Getting the message about privatised work

Two years back a post here highlighted the sorts of shenanigans that were going on in the aftermath of the Dutch privatisation of the postal service. The typical official position is that private ownership has increased efficiency and reduced costs, and if all we did to verify this was to look at those two broad accounting figures, we would have to agree that this is indeed the case.

We need to look deeper to find out exactly how, at a time when the internet has caused general paper mail to reach an all time low, private mail companies still manage to stay in operation, when none of these outfits are successfully making a profit (an argument constantly given in Britain in favour of privatising Royal Mail). The answer of course has been the casual/flexible work model: the practice of hiring people at arm’s length, without a proper contract, for day work, short-time seasonal work and as speciously designated ‘self-employed’ people to deliver the masses of corporate mail at the lowest possible price. This mail includes everything from routine business correspondence to the mountains of advertising ‘junk mail’ specifically handled in the Netherlands by companies like Selekt Mail.

There hasn’t really been much written in English about the situation in the Netherlands, which in fact serves as a useful case study of the effects of postal privatisation on employees. I’d like to point readers to an excellent essay in the London Review Of Books by James Meek which serves as a brilliant exposé of the shady goings-on in the privatised Dutch postal service.

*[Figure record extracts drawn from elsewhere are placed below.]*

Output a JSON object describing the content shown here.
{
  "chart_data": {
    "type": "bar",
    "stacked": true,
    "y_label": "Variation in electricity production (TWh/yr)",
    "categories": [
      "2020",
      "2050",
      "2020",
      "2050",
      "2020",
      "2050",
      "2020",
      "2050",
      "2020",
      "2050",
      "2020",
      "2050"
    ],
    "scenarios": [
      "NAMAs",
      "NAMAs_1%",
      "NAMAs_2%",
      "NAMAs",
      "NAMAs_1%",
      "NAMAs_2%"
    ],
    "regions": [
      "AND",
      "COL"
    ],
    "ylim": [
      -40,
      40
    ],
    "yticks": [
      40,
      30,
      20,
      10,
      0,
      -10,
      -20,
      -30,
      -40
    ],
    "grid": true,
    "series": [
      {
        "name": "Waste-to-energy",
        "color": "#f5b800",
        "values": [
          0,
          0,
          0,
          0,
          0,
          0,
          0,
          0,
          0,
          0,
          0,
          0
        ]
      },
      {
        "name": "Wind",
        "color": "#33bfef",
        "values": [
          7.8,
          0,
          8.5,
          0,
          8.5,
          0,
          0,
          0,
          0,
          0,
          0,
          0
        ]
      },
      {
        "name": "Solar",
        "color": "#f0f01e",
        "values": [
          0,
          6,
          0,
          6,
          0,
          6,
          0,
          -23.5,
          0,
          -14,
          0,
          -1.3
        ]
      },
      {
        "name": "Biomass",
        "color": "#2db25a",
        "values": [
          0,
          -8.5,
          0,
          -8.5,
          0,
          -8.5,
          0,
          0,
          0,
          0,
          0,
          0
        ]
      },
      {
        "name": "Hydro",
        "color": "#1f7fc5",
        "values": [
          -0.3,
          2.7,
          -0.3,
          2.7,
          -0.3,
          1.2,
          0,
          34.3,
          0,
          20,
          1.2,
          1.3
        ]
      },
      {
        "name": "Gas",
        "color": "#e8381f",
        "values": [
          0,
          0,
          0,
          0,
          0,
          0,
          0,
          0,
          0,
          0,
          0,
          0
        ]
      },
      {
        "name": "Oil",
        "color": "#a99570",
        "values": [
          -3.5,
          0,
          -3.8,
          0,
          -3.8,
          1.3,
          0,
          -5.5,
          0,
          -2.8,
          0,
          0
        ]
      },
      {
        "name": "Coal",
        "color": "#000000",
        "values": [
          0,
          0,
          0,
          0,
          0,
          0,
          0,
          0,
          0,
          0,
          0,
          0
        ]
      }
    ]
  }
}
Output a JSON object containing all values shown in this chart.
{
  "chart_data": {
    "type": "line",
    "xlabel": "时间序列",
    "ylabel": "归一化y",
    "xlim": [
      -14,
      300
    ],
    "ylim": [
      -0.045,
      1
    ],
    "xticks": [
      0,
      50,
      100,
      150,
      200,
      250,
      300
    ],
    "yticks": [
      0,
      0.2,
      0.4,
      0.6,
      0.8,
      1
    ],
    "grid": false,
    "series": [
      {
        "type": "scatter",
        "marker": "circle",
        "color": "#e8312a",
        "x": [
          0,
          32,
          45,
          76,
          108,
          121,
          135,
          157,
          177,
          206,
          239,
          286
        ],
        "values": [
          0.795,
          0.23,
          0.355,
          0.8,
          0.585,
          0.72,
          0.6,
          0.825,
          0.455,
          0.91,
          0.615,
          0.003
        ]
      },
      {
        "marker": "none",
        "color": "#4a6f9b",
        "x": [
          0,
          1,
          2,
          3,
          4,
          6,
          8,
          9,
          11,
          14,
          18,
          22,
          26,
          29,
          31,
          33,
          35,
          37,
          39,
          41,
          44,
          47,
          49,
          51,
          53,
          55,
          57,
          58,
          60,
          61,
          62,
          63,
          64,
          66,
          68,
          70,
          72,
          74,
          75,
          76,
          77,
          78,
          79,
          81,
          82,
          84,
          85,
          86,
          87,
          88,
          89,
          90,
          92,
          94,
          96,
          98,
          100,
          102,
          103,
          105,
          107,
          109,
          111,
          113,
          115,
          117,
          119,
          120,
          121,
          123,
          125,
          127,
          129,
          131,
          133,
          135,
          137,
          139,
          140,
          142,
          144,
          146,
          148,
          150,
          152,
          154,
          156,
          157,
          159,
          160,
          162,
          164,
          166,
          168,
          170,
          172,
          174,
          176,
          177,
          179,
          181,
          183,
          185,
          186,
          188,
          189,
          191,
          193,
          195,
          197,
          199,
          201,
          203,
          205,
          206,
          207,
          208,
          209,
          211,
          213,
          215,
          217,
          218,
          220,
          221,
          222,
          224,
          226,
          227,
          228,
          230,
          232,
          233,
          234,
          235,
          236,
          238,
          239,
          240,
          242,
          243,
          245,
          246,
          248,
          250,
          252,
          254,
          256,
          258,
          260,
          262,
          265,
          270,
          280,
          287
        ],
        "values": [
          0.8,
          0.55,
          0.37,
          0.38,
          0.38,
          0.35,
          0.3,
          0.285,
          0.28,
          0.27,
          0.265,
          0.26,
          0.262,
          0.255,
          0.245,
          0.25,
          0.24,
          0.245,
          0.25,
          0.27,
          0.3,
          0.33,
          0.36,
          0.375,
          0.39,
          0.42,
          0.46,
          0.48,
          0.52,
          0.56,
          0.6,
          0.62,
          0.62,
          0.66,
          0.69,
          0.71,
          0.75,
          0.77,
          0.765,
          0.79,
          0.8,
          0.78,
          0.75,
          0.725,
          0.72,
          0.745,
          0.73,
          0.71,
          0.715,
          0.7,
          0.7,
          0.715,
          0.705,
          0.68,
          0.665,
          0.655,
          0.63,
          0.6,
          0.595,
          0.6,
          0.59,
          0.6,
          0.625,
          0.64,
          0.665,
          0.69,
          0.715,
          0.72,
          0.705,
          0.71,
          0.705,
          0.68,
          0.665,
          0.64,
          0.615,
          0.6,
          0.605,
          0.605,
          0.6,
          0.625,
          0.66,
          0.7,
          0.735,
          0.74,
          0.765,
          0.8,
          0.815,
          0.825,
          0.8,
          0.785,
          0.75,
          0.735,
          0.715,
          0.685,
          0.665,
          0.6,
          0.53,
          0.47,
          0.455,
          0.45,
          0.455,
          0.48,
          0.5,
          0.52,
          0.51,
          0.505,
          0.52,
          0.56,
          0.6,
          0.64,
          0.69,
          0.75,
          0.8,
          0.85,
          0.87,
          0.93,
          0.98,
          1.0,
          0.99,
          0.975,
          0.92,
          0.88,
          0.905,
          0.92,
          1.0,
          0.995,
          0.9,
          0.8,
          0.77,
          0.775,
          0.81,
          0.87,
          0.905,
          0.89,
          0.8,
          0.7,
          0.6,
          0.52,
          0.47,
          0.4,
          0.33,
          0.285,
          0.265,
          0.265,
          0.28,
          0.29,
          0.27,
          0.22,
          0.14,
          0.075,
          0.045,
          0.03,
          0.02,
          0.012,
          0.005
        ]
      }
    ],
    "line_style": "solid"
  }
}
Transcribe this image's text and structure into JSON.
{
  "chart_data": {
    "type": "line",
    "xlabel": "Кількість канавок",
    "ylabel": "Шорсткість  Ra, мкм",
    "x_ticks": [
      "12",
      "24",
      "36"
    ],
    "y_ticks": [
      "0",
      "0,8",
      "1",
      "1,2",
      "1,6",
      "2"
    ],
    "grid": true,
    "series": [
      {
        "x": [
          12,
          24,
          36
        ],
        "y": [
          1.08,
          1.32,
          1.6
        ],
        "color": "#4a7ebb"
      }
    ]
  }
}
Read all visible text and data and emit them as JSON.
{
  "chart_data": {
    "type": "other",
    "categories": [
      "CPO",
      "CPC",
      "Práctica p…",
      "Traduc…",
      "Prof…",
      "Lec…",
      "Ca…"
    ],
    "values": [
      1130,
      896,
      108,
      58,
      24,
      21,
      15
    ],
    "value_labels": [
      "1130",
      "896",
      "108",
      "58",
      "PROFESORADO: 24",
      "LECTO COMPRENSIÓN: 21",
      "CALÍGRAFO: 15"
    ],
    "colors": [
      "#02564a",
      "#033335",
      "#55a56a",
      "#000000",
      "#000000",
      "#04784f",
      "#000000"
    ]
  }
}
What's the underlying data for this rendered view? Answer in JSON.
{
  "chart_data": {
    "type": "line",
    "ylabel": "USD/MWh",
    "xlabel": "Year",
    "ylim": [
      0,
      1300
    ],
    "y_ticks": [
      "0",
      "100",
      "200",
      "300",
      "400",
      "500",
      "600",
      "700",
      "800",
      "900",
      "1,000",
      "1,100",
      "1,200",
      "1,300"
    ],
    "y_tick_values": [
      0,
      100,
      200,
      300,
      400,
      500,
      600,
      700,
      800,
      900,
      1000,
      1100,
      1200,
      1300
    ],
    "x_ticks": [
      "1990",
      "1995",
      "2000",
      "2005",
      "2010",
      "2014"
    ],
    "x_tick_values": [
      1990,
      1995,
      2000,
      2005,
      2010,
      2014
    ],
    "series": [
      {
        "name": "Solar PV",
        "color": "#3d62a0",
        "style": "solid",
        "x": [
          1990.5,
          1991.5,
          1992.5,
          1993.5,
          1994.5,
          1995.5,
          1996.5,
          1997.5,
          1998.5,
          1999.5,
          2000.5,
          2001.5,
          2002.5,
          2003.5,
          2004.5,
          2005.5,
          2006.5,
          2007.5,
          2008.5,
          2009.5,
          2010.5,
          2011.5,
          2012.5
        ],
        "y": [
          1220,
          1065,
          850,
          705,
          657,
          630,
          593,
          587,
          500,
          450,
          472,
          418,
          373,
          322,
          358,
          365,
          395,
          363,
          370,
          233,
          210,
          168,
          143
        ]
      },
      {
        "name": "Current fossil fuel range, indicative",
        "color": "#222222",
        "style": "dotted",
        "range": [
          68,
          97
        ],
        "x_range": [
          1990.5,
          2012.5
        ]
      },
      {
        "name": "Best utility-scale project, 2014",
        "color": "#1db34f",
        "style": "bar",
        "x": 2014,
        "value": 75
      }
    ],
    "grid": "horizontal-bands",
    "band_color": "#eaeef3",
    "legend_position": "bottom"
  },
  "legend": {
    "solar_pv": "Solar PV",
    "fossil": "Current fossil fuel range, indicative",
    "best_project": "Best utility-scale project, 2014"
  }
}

The essay concerns an unnamed postwoman with a council flat filled to the point of intrusion with crates of undelivered mail. She is behind on her deliveries because of weather, illness, personal problems and fights a battle to make the crates disappear faster than the new crates can arrive.

‘I couldn’t cope and at Christmas 2006 I had about 90 of these boxes in the house. By New Year’s Day we had 97. There were even boxes in the toilet.’

Her story is really one of the common stories of people of all ages in the Netherlands employed in the massive casual work industry. Any high street in the Netherlands counts a myriad of casual work bureaus – most notably Randstad – that provide their ‘members’ with casual work that sometimes changes by the day (if it manages to be a full day of work). There is a mountain of unskilled work and warehouse work and this provision of short-term workers allows companies to dispense with the troublesome business of interviewing, hiring and maintaining properly employed staff. Meek’s essay captures the essence of how it works and what it means in terms of meaningful employment:

The postwoman is paid a few cents for each item of mail she delivers. The private mail firms control their delivery people’s daily post-bag to make sure they never earn more than €580 a month, the level at which the firms would be obliged to give them a fixed contract.

For the postal services it has led to the complete death of ‘The Postman’ in the Netherlands. As Meek points out, a Dutch household doesn’t have a ‘postman’ it has postmen/women all working for competing firms as casual labour, earning nearly half the legal minimum wage without any job security. In many cases these are just students taking work in-between classes, not as worried about job security, less fussy about the sort of living wage a person with a family might worry about.

The private postal arrangement is particular pernicious in the way it intrudes into lives. Meek mentions people sorting mail out on the sink and in bed. It is a classic extraction of surplus-value technique masquerading as self-regulated work, which is what really lies at the heart of the casual work scam. A pretence of increased freedom and responsibility about your own working life which actually manifests itself as the unpaid carrying of extra responsibility and the carrying out of work for the lowest remuneration possible.

Meek’s essay is but one highlighted part of a horrible jigsaw puzzle of fractured work in the face of privatisation and employment liberalisation in Europe. It’s worth reading to help get the message.